Originally recorded for a hybrid conference, we’d like to share this topic. Our CEO Werner Robitza has recorded a short summary about the current standardization efforts at ITU-T for monitoring HTTP adaptive streaming quality. These include the P.1203 and P.1204 recommendation series. Those models have been (co-)developed by members of Ilmenau University of Technology and AVEQ in coorperation with Deutsche Telekom — and so we’re happy to give you a small introduction.
The idea of the P.1203 model was “to find one model that rules them all” — providing one model which uses technical data as input and delivers, as a response, the user’s opinion of a video session for up to 5 minutes length. That score includes the combination of intial loading delay, stalling effects, and quality fluctuations throughout the video.
Members at ITU-T individually performed subjective experiments where video degradations were shown to viewers, to better understand the opinion of real users who viewed the provided streams and rated the quality on a scale of 1 (bad) to 5 (excellent). The studies ran independently from each other. Each member company developed their own models to predict the expected user ratings based on the technical impairments. In a competition, the best model contributions were selected and united into a single set of models. That was the moment P.1203 was born.

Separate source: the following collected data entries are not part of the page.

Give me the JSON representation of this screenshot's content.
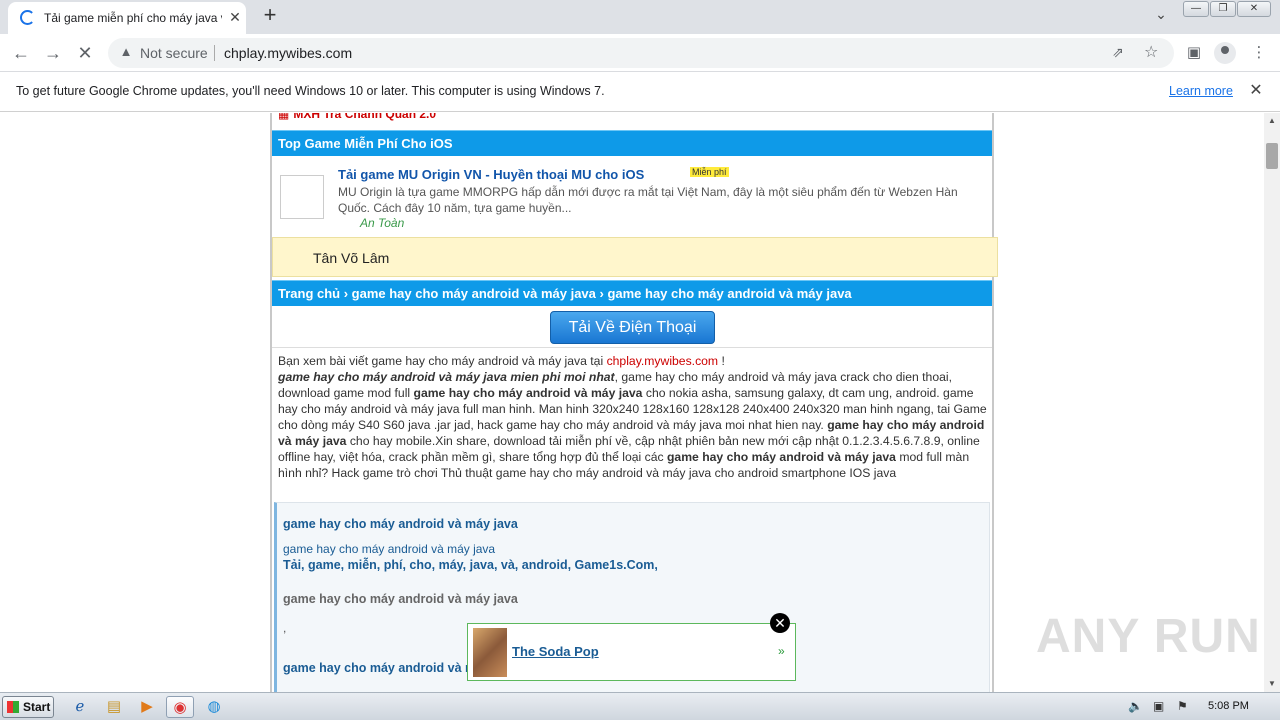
{
  "browser": {
    "tab_title": "Tải game miễn phí cho máy java và a",
    "tab_close": "✕",
    "new_tab": "+",
    "tab_search": "⌄",
    "not_secure": "Not secure",
    "url": "chplay.mywibes.com",
    "win_min": "—",
    "win_max": "❐",
    "win_close": "✕"
  },
  "infobar": {
    "message": "To get future Google Chrome updates, you'll need Windows 10 or later. This computer is using Windows 7.",
    "learn_more": "Learn more",
    "close": "✕"
  },
  "page": {
    "top_link": "MXH Trà Chanh Quán 2.0",
    "ios_header": "Top Game Miễn Phí Cho iOS",
    "game": {
      "title": "Tải game MU Origin VN - Huyền thoại MU cho iOS",
      "badge": "Miễn phí",
      "description": "MU Origin là tựa game MMORPG hấp dẫn mới được ra mắt tại Việt Nam, đây là một siêu phẩm đến từ Webzen Hàn Quốc. Cách đây 10 năm, tựa game huyền...",
      "safe": "An Toàn"
    },
    "yellow_box": "Tân Võ Lâm",
    "breadcrumb": "Trang chủ › game hay cho máy android và máy java › game hay cho máy android và máy java",
    "download_button": "Tải Về Điện Thoại",
    "article": {
      "p1_pre": "Bạn xem bài viết game hay cho máy android và máy java tại ",
      "p1_link": "chplay.mywibes.com",
      "p1_post": " !",
      "b1": "game hay cho máy android và máy java mien phi moi nhat",
      "t1": ", game hay cho máy android và máy java crack cho dien thoai, download game mod full ",
      "b2": "game hay cho máy android và máy java",
      "t2": " cho nokia asha, samsung galaxy, dt cam ung, android. game hay cho máy android và máy java full man hinh. Man hinh 320x240 128x160 128x128 240x400 240x320 man hinh ngang, tai Game cho dòng máy S40 S60 java .jar jad, hack game hay cho máy android và máy java moi nhat hien nay. ",
      "b3": "game hay cho máy android và máy java",
      "t3": " cho hay mobile.Xin share, download tải miễn phí về, cập nhật phiên bản new mới cập nhật 0.1.2.3.4.5.6.7.8.9, online offline hay, việt hóa, crack phần mềm gì, share tổng hợp đủ thể loại các ",
      "b4": "game hay cho máy android và máy java",
      "t4": " mod full màn hình nhỉ? Hack game trò chơi Thủ thuật game hay cho máy android và máy java cho android smartphone IOS java"
    },
    "tagbox": {
      "heading": "game hay cho máy android và máy java",
      "sub": "game hay cho máy android và máy java",
      "tags": "Tải, game, miễn, phí, cho, máy, java, và, android, Game1s.Com,",
      "heading2": "game hay cho máy android và máy java",
      "dot": ",",
      "heading3": "game hay cho máy android và máy java"
    },
    "ad": {
      "name": "The Soda Pop",
      "arrow": "»",
      "close": "✕"
    }
  },
  "watermark": "ANY RUN",
  "taskbar": {
    "start": "Start",
    "clock": "5:08 PM"
  }
}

P.1203 consists of individual modules that are responsible for the prediction of short-term audio and video, and longer-term overall quality. You can find an open-source reference implementation of P.1203 on GitHub — which we co-maintain — and read a joint report if you want to look at the model in more detail.
P.1203 — Extended
As standardization is sometimes a long-term process, new technologies have been released in the meantime, e.g., the VP9 or AV1 codecs which have been primarily used by YouTube and thus account for a considerable portion of video traffic. As the original P.1203 models are based on the technologies that existed at the time of the conduction of the experiments, those new codecs were not supported. That’s why Ilmenau University of Technology and AVEQ have implemented an extension for the P.1203.1 model to add coefficients for those other codecs. Based on our extended software, the standard can be used directly for OTT services without risking calculating the wrong scores.
Our extended version not only adds support for new codecs, but also includes additional Key Performance Indicators that are useful for benchmarking the performance of a video streaming setup.
P.1204 is a set of standards to extend the capabilities of short-term video quality models such as the ones used by P.1203. Different model types were developed by ITU-T members. They are described in an open-access paper.
One of the P.1204 models is a bitstream-based model (P.1204.3), which can deliver highly accurate predictions of quality — without needing access to the source video. Based on initial tests by TU Ilmenau, it can reach performance equal to VMAF, despite not knowing the original source video’s quality. Our tech report covers that topic as well and shows you detailed performance graphs.